Słusznie przypuszczałam, że wytrzepany z goryla przedmiot przyda się Ryoucie bardziej niż tyczka bambusowa, otrzymuje on bowiem ni mniej ni więcej tylko rewolwer i zapas kul. Bohater oczywiście postanawia wypróbować go w Nihonium i zdecydowanie ułatwia mu on życie w walce z zombiakami.
Następnie wraz z Emily udaje się na trzeci poziom zwykłego lochu, gdzie potwory rzucają dyniami. I tu ku swemu przerażeniu poznaje stronę towarzyszki, z jaką nie chce mieć do czynienia – wpadającej w szał bezwzględnej morderczyni, pałającej żądzą zniszczenia wroga wszelkimi dostępnymi środkami. Bo nic nie wywołuje tak skrajnych uczuć, jak stada karaluchów…
W każdym razie, łup dyniowy zostaje zdobyty, a przy okazji Ryuota zyskuje w Gildii kolejne informacje dotyczące miejsc i sposobu pojawiania się potworów i uzyskiwania przedmiotów z nich. Oczywiście prowadzi to do serii kolejnych eksperymentów i wniosków co do uzyskiwania nagród, bardzo przydatnych dla bohatera.

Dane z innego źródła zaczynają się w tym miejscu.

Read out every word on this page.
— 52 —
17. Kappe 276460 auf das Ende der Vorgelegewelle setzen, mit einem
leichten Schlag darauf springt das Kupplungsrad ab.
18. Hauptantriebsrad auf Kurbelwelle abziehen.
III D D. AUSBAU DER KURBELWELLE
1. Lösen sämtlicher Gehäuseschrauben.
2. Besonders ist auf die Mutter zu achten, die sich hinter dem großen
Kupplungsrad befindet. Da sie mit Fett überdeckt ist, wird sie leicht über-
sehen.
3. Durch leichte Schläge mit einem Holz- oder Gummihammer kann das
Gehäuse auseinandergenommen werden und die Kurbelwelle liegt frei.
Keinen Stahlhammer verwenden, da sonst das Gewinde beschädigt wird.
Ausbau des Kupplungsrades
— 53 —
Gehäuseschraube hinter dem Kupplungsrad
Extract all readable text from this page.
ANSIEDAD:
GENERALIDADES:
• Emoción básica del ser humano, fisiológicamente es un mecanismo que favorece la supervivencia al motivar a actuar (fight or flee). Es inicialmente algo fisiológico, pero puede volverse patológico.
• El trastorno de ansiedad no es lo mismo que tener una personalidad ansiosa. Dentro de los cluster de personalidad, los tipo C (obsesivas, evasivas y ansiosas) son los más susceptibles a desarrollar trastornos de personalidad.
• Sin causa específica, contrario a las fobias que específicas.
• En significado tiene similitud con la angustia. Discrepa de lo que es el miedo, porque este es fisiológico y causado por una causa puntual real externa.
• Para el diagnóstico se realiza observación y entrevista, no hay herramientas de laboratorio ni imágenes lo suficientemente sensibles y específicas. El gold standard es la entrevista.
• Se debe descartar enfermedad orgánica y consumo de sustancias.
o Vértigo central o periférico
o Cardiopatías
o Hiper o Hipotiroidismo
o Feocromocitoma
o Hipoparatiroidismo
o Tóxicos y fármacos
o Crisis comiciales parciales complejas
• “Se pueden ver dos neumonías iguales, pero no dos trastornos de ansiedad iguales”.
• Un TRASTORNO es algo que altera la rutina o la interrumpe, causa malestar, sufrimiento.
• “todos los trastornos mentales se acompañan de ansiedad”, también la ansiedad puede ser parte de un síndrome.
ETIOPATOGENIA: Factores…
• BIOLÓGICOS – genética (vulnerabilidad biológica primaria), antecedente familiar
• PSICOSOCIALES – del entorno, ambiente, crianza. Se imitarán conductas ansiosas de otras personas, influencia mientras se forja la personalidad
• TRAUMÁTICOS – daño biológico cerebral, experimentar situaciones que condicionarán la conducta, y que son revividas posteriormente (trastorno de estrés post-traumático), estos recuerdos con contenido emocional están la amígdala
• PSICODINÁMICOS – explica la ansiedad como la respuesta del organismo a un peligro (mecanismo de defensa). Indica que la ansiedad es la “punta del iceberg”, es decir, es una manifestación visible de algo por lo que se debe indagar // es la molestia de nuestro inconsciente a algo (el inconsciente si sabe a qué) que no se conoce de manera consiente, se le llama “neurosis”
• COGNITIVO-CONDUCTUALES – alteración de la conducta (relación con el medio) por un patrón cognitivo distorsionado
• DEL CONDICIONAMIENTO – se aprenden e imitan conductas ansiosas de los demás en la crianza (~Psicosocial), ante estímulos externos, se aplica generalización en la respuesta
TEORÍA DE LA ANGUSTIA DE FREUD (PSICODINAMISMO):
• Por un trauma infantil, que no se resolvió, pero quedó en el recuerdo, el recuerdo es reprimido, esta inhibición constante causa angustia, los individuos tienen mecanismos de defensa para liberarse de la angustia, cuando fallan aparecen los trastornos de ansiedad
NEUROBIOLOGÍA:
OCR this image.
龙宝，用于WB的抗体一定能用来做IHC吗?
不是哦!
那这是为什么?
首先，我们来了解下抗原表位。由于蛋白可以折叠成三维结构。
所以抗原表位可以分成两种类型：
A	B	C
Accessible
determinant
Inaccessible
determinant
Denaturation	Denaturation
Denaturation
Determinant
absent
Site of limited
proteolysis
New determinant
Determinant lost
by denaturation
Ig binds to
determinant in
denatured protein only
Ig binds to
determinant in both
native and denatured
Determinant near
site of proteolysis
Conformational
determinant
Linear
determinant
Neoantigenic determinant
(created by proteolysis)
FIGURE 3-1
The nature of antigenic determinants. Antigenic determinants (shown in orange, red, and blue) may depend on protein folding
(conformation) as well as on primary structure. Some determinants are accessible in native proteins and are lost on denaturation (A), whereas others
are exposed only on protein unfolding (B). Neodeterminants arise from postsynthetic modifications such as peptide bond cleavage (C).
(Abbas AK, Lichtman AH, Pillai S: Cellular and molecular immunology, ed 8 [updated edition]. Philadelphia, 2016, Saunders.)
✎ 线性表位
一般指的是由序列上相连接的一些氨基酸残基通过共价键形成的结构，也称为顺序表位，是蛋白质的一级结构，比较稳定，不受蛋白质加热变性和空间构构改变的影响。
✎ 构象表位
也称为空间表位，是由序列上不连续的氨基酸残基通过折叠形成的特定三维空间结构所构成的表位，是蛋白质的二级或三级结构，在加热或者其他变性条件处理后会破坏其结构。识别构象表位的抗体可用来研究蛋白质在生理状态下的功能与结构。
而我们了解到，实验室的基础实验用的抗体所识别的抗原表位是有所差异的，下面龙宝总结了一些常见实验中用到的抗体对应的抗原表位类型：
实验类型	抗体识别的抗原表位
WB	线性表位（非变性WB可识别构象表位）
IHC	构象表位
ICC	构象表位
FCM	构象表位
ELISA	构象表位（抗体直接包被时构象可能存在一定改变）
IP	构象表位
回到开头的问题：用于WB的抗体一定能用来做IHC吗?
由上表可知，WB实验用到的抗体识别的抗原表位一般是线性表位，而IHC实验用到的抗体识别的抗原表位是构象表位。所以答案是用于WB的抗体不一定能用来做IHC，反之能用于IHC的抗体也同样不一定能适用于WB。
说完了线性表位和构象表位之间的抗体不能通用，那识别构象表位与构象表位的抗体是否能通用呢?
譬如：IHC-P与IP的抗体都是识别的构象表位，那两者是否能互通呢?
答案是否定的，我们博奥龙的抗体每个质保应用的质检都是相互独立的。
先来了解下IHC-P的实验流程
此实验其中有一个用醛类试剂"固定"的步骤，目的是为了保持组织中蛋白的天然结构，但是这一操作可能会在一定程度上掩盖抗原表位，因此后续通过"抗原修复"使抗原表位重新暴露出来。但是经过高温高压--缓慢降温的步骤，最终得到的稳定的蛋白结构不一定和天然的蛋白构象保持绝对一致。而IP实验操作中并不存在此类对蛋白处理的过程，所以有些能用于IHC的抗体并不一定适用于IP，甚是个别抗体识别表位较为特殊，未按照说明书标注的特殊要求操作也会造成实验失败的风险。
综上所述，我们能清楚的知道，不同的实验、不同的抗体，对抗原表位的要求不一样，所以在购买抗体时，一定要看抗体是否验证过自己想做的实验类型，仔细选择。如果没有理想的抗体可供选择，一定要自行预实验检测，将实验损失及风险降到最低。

Jak na razie Ryouta radzi sobie nieźle i dobrze kombinuje, powoli pnąc się do góry po szczebelkach kariery. Miłe jest to, że nie zadziera nosa z byle powodu i nie przechwala się zdolnościami i tym, co on to nie może (bo nie może, ale kiedyś pewno będzie). Fakt, że jest on, a raczej jego zdolności, ewenementem w tym świecie, ale jednocześnie pozostaje bardzo normalnie zachowującym się dorosłym osobnikiem, tak samo Emily, która mimo moich wcześniejszych obaw nie okazała się irytującą panienką. Jak na razie nie jest to jednak seria ani tchnąca nowością, ani bardzo ciekawa, ot kolejny isekai w dziwnym świecie. Jeśli ktoś jest fanem tego typu rozrywek, może rzucić okiem, ale fajerwerków tu nie ma, raczej okruchy życia (w tym ponure scenki z pracy w korpo). Level 1 wzbudziło przynajmniej na tyle moją ciekawość, że może zajrzę co dalej, z czystej ciekawości, czy może na którymś kolejnym poziomie lochów rzucą jakieś mięso.